Thales has created a niche for itself in the electronics sector and is also supplying radars and other modern equipment to the Indian armed forces. It also has clients like Delhi Metro, Jet Airways, and Kingfisher Airlines in the civilian sector.

“We are currently working very actively for an air defence project of the Indian Army that entails the purchase of 1,000 short range missiles,” said Bachu Murthi, vice president (Strategy) of Thales’ air systems division.

“According to the proposal, the initial 200 would be supplied from here and the rest would be manufactured in India under transfer of technology agreement,” he added.

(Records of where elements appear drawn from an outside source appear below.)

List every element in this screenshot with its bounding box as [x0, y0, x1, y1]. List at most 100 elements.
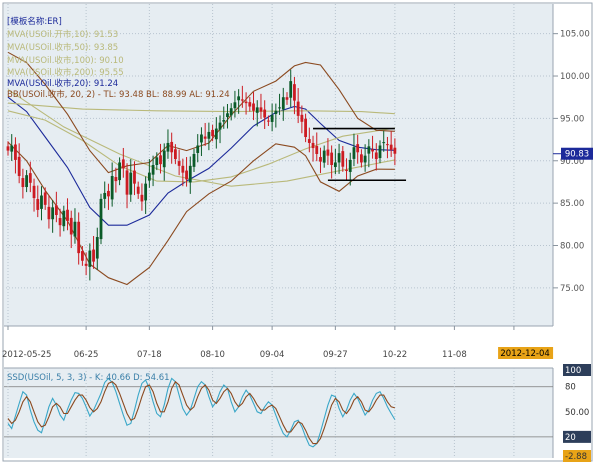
candle-body	[222, 120, 226, 122]
candle-body	[363, 155, 367, 163]
candle-body	[226, 113, 229, 118]
candle-body	[99, 198, 103, 240]
candle-body	[166, 142, 170, 152]
oscillator-tick-label: -2.88	[565, 452, 587, 462]
candle-body	[274, 110, 278, 114]
price-tick-label: 95.00	[560, 114, 584, 124]
indicator-legend: [模板名称:ER] MVA(USOil.开市,10): 91.53 MVA(US…	[7, 16, 230, 100]
oscillator-plot-area	[4, 368, 553, 458]
candle-body	[259, 107, 263, 112]
candle-body	[348, 159, 352, 172]
price-tick-label: 75.00	[560, 284, 584, 294]
candle-body	[293, 84, 296, 101]
template-title: [模板名称:ER]	[7, 16, 62, 27]
candle-body	[188, 165, 192, 183]
candle-body	[92, 249, 95, 262]
oscillator-series-line	[7, 377, 396, 448]
candle-body	[10, 145, 14, 152]
candle-body	[95, 237, 99, 259]
candle-body	[386, 144, 389, 146]
candle-body	[211, 129, 214, 137]
main-grid	[6, 4, 553, 326]
price-tick-label: 90.00	[560, 157, 584, 167]
candle-body	[326, 149, 330, 156]
candle-body	[252, 103, 255, 111]
candle-body	[25, 175, 28, 188]
candle-body	[69, 217, 73, 235]
candle-body	[144, 183, 148, 201]
candle-body	[278, 107, 281, 109]
series-line	[7, 110, 395, 183]
candle-body	[229, 108, 233, 116]
oscillator-tick-label: 20	[565, 433, 576, 443]
candle-body	[62, 210, 66, 227]
candle-body	[248, 102, 252, 107]
price-tick-label: 80.00	[560, 242, 584, 252]
candle-body	[267, 120, 270, 122]
oscillator-legend: SSD(USOil, 5, 3, 3) - K: 40.66 D: 54.61	[7, 373, 170, 383]
candlestick-layer	[6, 69, 397, 281]
candle-body	[110, 176, 114, 200]
oscillator-axis-ticks: 100 80 50.00 20 -2.88	[563, 364, 591, 462]
candle-body	[84, 263, 88, 266]
candle-body	[367, 146, 371, 154]
price-tick-label: 100.00	[560, 72, 590, 82]
oscillator-tick-label: 50.00	[565, 408, 589, 418]
candle-body	[300, 114, 304, 122]
date-tick-label: 07-18	[137, 350, 162, 360]
candle-body	[51, 207, 55, 220]
candle-body	[214, 128, 218, 140]
candle-body	[73, 221, 77, 237]
oscillator-tick-box	[563, 450, 591, 462]
candle-body	[28, 173, 32, 183]
candle-body	[129, 172, 133, 195]
candle-body	[66, 209, 69, 221]
last-price-marker: 90.83	[561, 147, 593, 160]
candle-body	[360, 154, 363, 163]
price-tick-label: 85.00	[560, 199, 584, 209]
candle-body	[341, 151, 345, 167]
candle-body	[270, 115, 274, 122]
candle-body	[233, 102, 237, 109]
candle-body	[162, 150, 166, 168]
candle-body	[330, 152, 334, 165]
candle-body	[14, 144, 17, 160]
candle-body	[244, 101, 248, 104]
candle-body	[88, 250, 92, 267]
candle-body	[170, 141, 174, 153]
candle-body	[200, 134, 203, 143]
candle-body	[159, 155, 162, 165]
series-line	[7, 89, 396, 187]
candle-body	[43, 192, 47, 205]
candle-body	[393, 147, 397, 154]
candle-body	[125, 170, 129, 195]
candle-body	[81, 251, 84, 261]
candle-body	[118, 162, 121, 181]
candle-body	[77, 221, 81, 254]
candle-body	[289, 81, 293, 98]
oscillator-tick-box	[563, 364, 591, 376]
date-axis-ticks: 2012-05-25 06-25 07-18 08-10 09-04 09-27 10-22…	[2, 326, 524, 458]
candle-body	[58, 218, 62, 226]
candle-body	[333, 162, 337, 168]
candle-body	[374, 152, 378, 160]
candle-body	[322, 150, 326, 163]
oscillator-tick-label: 80	[565, 383, 576, 393]
date-tick-label: 09-04	[260, 350, 285, 360]
oscillator-series-layer	[7, 377, 396, 448]
legend-mva-open-10: MVA(USOil.开市,10): 91.53	[7, 29, 118, 40]
candle-body	[17, 156, 21, 177]
annotation-layer	[313, 127, 561, 182]
date-tick-label: 09-27	[323, 350, 348, 360]
candle-body	[40, 195, 43, 209]
legend-mva-close-100: MVA(USOil.收市,100): 90.10	[7, 55, 124, 66]
candle-body	[337, 153, 341, 163]
candle-body	[285, 97, 289, 100]
candle-body	[103, 192, 107, 199]
legend-mva-close-200: MVA(USOil.收市,200): 95.55	[7, 67, 124, 78]
main-plot-area	[4, 4, 553, 326]
last-price-label: 90.83	[565, 150, 589, 160]
candle-body	[319, 157, 322, 162]
candle-body	[352, 147, 356, 159]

Murthi said Thales would also be bidding for the “half-a-dozen other tenders to be floated by the Indian armed forces”.

Francois Quentin, Thales’ senior vice president (Aerospace Division) said the company would be submitting a proposal for upgrading the Mirage-2000 delta-wing fighter of the Indian Air Force (IAF) to keep them in the skies for another 25-odd years.

The IAF operates two squadrons (40-plus aircraft) of the fighter that were purchased in the 1980s. Thales had recently signed a contract for upgrading six of the Indian Navy’s Soviet-era minesweepers into state-of the-art mine hunters.

Marc Coulaud, Asia regional director for land and joint systems, said the company was looking for more joint ventures with Indian companies both in the private and public sectors.

“We will bring in the technology and our Indian partners will bring in the markets,” Couland pointed out.

Thales already has a joint venture with Indian company Rolta, a developer of IT-based geospatial information systems (GIS), engineering design automation solutions and eSecurity services worldwide.

Thales employs some 120 people in Delhi and Mumbai and plans to increase the number to 300 in 2008, and to 500 by 2010.

Globally, Thales employs 22,000 R&D engineers out of a total workforce of 68,000 in 50 countries. Its revenues in 2007 were in excess of 12 billion euros.